The July Interim Final Rule (IFR) covers the NSA balance billing prohibitions, determining patient cost-shares and calculating qualifying payment amounts for OON care, and the content for required patient disclosures and consents to be balance billed. While the scope of the IFR is too broad for this article, the following are a few key takeaways for facilities and providers.

Surprise Billing Patient Disclosures

The Disclosure rule requires providers and facilities to disclose information to patients regarding the balance billing prohibitions and their rights under the NSA. CMS has published a model Surprise Billing Protection form for providers and facilities to use. Using the model form will be considered good faith compliance with the rule.

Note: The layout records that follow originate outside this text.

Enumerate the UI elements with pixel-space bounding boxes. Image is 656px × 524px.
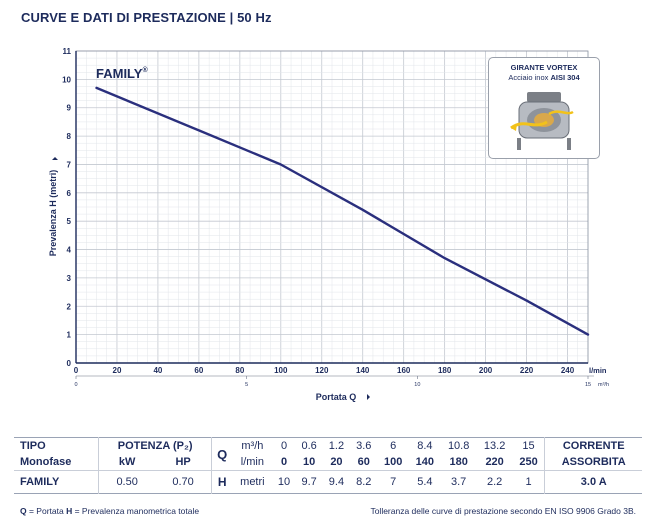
- y-tick-label: 4: [67, 246, 72, 255]
- q-m3h-value: 0.6: [301, 440, 317, 452]
- chart-axes: [75, 50, 594, 377]
- kw-value: 0.50: [98, 470, 156, 494]
- tipo-label: TIPO: [20, 440, 46, 452]
- q-m3h-value: 8.4: [417, 440, 433, 452]
- y-tick-label: 5: [67, 217, 72, 226]
- y-tick-label: 2: [67, 302, 72, 311]
- performance-table: TIPO POTENZA (P₂) Q m³/h 0 0.6 1.2 3.6 6…: [14, 437, 642, 494]
- chart-series: [95, 86, 590, 336]
- metri-label: metri: [240, 476, 265, 488]
- hp-value: 0.70: [172, 476, 194, 488]
- q-m3h-value: 3.6: [356, 440, 372, 452]
- x-tick-label: 140: [356, 366, 370, 375]
- x-tick-label: 240: [561, 366, 575, 375]
- y-axis-arrow-icon: [52, 157, 58, 160]
- q-m3h-value: 10.8: [447, 440, 470, 452]
- h-label: H: [211, 470, 233, 494]
- y-tick-label: 6: [67, 189, 72, 198]
- q-lmin-value: 0: [280, 456, 288, 468]
- q-m3h-value: 1.2: [328, 440, 345, 452]
- x-tick-label: 20: [113, 366, 122, 375]
- q-m3h-value: 0: [280, 440, 288, 452]
- x-tick-label: 160: [397, 366, 411, 375]
- current-value: 3.0 A: [544, 470, 642, 494]
- x2-tick-label: 0: [74, 382, 77, 388]
- h-value: 9.7: [301, 476, 317, 488]
- h-value: 2.2: [486, 476, 503, 488]
- x-tick-label: 0: [74, 366, 79, 375]
- q-lmin-value: 60: [357, 456, 370, 468]
- x2-unit-label: m³/h: [598, 382, 609, 388]
- q-lmin-value: 20: [330, 456, 343, 468]
- q-lmin-value: 250: [519, 456, 538, 468]
- h-value: 9.4: [328, 476, 345, 488]
- q-m3h-value: 13.2: [483, 440, 506, 452]
- x-unit-label: l/min: [589, 366, 607, 375]
- h-value: 10: [277, 476, 291, 488]
- y-tick-label: 9: [67, 104, 72, 113]
- q-lmin-value: 220: [485, 456, 504, 468]
- tolerance-note: Tolleranza delle curve di prestazione se…: [370, 506, 636, 516]
- x-tick-label: 180: [438, 366, 452, 375]
- h-value: 1: [525, 476, 532, 488]
- q-lmin-value: 100: [384, 456, 403, 468]
- q-m3h-value: 15: [522, 440, 535, 452]
- impeller-inset: GIRANTE VORTEX Acciaio inox AISI 304: [488, 57, 600, 159]
- h-value: 5.4: [417, 476, 433, 488]
- x-axis-title: Portata Q: [316, 392, 357, 402]
- x-axis-arrow-icon: [367, 394, 370, 400]
- lmin-label: l/min: [240, 456, 264, 468]
- x-tick-label: 60: [194, 366, 203, 375]
- q-m3h-value: 6: [390, 440, 397, 452]
- x-tick-label: 120: [315, 366, 329, 375]
- q-lmin-value: 180: [449, 456, 468, 468]
- q-lmin-value: 10: [303, 456, 316, 468]
- x2-tick-label: 5: [245, 382, 248, 388]
- q-label: Q: [211, 437, 233, 471]
- m3h-label: m³/h: [241, 440, 264, 452]
- potenza-label: POTENZA (P₂): [98, 437, 212, 454]
- x-tick-label: 200: [479, 366, 493, 375]
- y-tick-label: 7: [67, 160, 72, 169]
- y-tick-label: 3: [67, 274, 72, 283]
- x-tick-label: 80: [235, 366, 244, 375]
- inset-title: GIRANTE VORTEX: [510, 63, 578, 72]
- y-tick-label: 8: [67, 132, 72, 141]
- q-lmin-value: 140: [415, 456, 435, 468]
- h-value: 8.2: [356, 476, 372, 488]
- monofase-label: Monofase: [20, 456, 72, 468]
- assorbita-label: ASSORBITA: [544, 454, 642, 471]
- x-tick-label: 220: [520, 366, 534, 375]
- y-tick-label: 1: [67, 331, 72, 340]
- x2-tick-label: 10: [414, 382, 420, 388]
- h-value: 3.7: [451, 476, 467, 488]
- chart-title: FAMILY®: [96, 66, 148, 81]
- h-value: 7: [390, 476, 397, 488]
- vortex-impeller-icon: [510, 92, 574, 150]
- legend-footnote: Q = Portata H = Prevalenza manometrica t…: [20, 506, 200, 516]
- y-axis-title: Prevalenza H (metri): [48, 170, 58, 257]
- inset-subtitle: Acciaio inox AISI 304: [508, 73, 580, 82]
- model-name: FAMILY: [20, 476, 60, 488]
- x-tick-label: 100: [274, 366, 288, 375]
- kw-label: kW: [98, 454, 156, 471]
- hp-label: HP: [175, 456, 191, 468]
- y-tick-label: 10: [62, 75, 71, 84]
- x2-tick-label: 15: [585, 382, 591, 388]
- series-line-family: [95, 86, 590, 336]
- y-tick-label: 0: [67, 359, 72, 368]
- corrente-label: CORRENTE: [544, 437, 642, 454]
- page-title: CURVE E DATI DI PRESTAZIONE | 50 Hz: [21, 10, 272, 25]
- x-tick-label: 40: [153, 366, 162, 375]
- y-tick-label: 11: [63, 47, 72, 56]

Facilities and applicable providers must prominently post a sign with the Disclosures at their practice locations and on their web sites. They must also give a copy of the Disclosures to patients no later than when they first ask the patient for payment, such as when asking a patient for their co-pay at the time of service. Patients can choose to receive the Disclosures in paper form or by email.

All healthcare facilities must comply with the Disclosure rule, but the IFR clarifies that the rule doesn’t apply to all providers or patients:

1.   Importantly, the Disclosure rule only applies to providers treating patients at a facility or in connection with a visit to a facility. The rule doesn’t apply to providers who do not practice outside their offices like as most primary care practitioners.

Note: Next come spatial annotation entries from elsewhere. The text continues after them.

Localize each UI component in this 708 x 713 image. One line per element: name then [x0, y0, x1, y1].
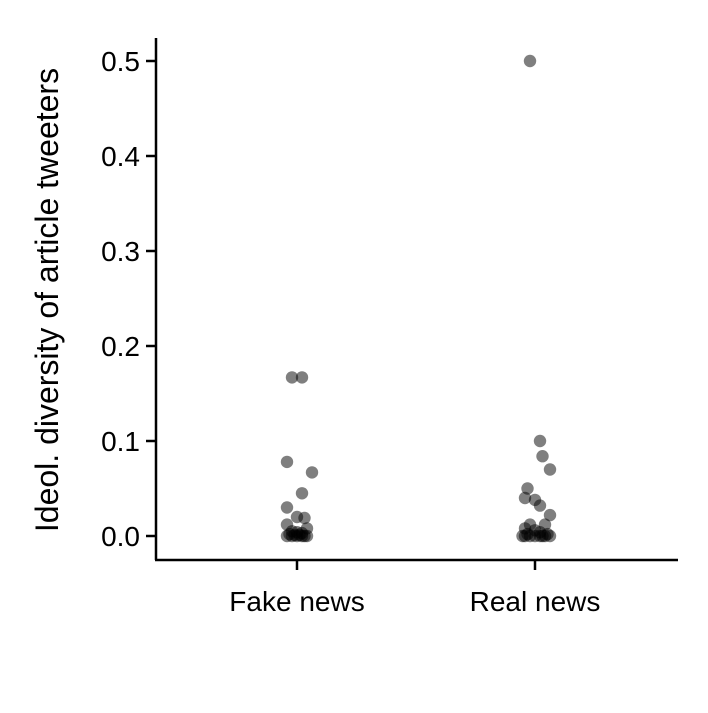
data-point: [518, 529, 532, 543]
data-point: [298, 511, 311, 525]
data-point: [285, 529, 299, 543]
data-point: [536, 450, 549, 463]
y-tick-label: 0.5: [101, 46, 140, 77]
y-tick-label: 0.3: [101, 236, 140, 267]
x-axis-ticks: Fake news Real news: [229, 560, 600, 617]
data-point: [300, 529, 314, 543]
y-tick-label: 0.4: [101, 141, 140, 172]
data-point: [543, 463, 557, 476]
data-point: [523, 54, 537, 68]
data-point: [280, 501, 294, 514]
data-point: [543, 508, 557, 522]
x-tick-label: Real news: [470, 586, 601, 617]
y-tick-label: 0.0: [101, 521, 140, 552]
y-axis-title: Ideol. diversity of article tweeters: [29, 68, 65, 532]
y-axis-ticks: 0.0 0.1 0.2 0.3 0.4 0.5: [101, 46, 156, 552]
y-tick-label: 0.2: [101, 331, 140, 362]
data-point: [518, 491, 532, 505]
data-point: [533, 499, 547, 512]
data-point: [305, 466, 319, 479]
data-point: [521, 482, 534, 495]
data-point: [295, 371, 309, 384]
x-tick-label: Fake news: [229, 586, 364, 617]
data-point: [536, 529, 549, 543]
data-point: [295, 487, 309, 500]
y-tick-label: 0.1: [101, 426, 140, 457]
data-point: [285, 371, 299, 384]
data-points: [280, 54, 557, 543]
data-point: [280, 455, 294, 469]
data-point: [533, 434, 547, 448]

2.   Providers with both an office and facility practice only have to give the Disclosure to patients they treat at the facility.

3.   The Disclosures only need to be given to patients with commercial or self-insured group healthcare coverage – the only patients who could be balance billed by an OON provider.

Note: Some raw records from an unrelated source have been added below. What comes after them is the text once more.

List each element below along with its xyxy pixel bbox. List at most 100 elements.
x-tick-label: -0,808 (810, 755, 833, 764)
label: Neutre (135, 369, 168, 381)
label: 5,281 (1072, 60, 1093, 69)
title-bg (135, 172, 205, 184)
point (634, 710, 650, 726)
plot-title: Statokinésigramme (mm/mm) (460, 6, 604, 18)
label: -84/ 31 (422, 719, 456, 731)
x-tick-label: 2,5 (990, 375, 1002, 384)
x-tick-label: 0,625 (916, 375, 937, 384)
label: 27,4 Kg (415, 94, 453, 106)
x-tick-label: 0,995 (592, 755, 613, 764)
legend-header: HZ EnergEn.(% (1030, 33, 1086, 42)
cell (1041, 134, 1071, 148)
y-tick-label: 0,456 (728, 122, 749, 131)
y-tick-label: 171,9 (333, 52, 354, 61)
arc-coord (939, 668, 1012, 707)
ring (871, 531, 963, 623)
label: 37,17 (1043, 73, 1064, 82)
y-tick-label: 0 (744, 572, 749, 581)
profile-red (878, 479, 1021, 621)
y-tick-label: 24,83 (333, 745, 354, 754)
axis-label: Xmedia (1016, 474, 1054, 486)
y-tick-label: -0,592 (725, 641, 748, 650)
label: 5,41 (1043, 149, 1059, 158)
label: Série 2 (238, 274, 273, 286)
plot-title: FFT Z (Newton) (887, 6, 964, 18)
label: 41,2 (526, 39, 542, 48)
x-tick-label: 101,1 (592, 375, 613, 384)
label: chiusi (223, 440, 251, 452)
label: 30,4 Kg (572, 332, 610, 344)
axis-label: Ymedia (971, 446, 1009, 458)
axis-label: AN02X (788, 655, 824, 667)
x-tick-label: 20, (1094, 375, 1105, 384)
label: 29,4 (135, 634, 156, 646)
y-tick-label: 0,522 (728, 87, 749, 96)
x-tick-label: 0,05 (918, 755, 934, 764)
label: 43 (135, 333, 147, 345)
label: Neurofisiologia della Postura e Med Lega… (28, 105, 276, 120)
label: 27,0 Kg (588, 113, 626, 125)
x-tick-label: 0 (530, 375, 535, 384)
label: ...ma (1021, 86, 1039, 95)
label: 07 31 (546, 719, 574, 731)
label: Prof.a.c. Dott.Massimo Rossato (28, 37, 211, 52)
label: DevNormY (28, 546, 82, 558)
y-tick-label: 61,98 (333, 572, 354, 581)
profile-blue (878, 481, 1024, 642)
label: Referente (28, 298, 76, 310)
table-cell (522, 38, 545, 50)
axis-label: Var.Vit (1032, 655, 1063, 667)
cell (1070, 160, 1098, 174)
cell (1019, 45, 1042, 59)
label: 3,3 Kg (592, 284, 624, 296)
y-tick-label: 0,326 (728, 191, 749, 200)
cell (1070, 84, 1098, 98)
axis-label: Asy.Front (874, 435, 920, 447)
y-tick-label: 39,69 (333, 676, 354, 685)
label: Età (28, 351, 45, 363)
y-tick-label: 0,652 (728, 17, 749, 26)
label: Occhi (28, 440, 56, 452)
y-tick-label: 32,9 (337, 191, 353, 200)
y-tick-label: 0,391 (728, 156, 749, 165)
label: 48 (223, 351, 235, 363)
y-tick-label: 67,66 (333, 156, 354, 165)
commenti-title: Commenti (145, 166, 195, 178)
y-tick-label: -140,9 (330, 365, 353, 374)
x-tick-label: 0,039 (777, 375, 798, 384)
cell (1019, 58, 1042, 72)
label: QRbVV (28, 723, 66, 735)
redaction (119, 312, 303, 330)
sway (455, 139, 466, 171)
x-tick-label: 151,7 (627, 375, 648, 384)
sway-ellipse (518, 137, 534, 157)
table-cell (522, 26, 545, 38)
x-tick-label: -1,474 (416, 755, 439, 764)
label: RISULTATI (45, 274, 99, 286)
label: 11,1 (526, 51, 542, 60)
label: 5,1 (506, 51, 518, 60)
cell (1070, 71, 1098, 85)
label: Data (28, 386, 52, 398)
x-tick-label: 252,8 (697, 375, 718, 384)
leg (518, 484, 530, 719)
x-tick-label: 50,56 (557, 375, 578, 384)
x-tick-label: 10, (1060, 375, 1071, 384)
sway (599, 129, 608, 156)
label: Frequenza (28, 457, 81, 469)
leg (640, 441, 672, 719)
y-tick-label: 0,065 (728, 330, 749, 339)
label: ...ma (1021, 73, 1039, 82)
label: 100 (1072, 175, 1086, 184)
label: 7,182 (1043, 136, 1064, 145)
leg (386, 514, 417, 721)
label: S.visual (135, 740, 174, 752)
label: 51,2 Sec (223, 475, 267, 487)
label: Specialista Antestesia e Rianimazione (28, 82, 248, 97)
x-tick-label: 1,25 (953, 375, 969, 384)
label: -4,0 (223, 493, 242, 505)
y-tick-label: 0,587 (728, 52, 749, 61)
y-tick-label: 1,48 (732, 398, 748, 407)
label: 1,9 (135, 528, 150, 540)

Patient Consent to Balance Billing

The circumstances under which a patient may waive the NSA balance billing protections and agree to be balance billed by an OON provider or facility are limited. OON facilities and most facility-based physicians cannot ask patients receiving emergency services or certain post-stabilization services to consent. Non-emergency situations where an OON provider can ask a patient to consent to balance billing will typically involve a patient who has chosen to be treated by the OON provider or facility despite the availability of comparable in-network services in the patient’s geographic area.

CMS has published a model “Surprise Billing Protection” form with necessary language for a valid patient consent to balance-billing by an OON provider or facility. The IFR discusses tailoring the form to a facility’s operations, but if it follows the model form, it will be considered compliant.

When comparable care is available at a facility from an in-network provider in the same or similar specialty, the Surprise Billing Protection form mut be read and signed by a patient before an OON facility provider can treat and bill them at OON rates.

September 2021 Proposed Rule

Proposed regulations were issued September 10 covering NSA requirements for air ambulance services, and for collecting and reporting data on air ambulance services by plans and insurers. The proposed regs also cover the Health and Human Services investigation and enforcement process when a plan, insurer, facility or provider violates the balance billing prohibition or another applicable section of the NSA and the State has not taken enforcement action.

Additional rulemaking is expected later this year to implement the independent dispute resolution process for health plans/insurers on the one hand, and OON facilities/providers on the other when they can’t agree on the Qualified Payment Amount due the facility/provider for services rendered. Other regulations will likely not be published before the NSA goes into effect January 1. They include NSA requirements for insurance ID cards, provider directories, price comparison tools, and continuity of care. Until those regulations are final, plans and insurer are expected to implement the corresponding NSA provisions using a good faith, reasonable interpretation of the statutory language.

-Sarah Charles Wright is with Sturgill Turner in Lexington, Kentucky.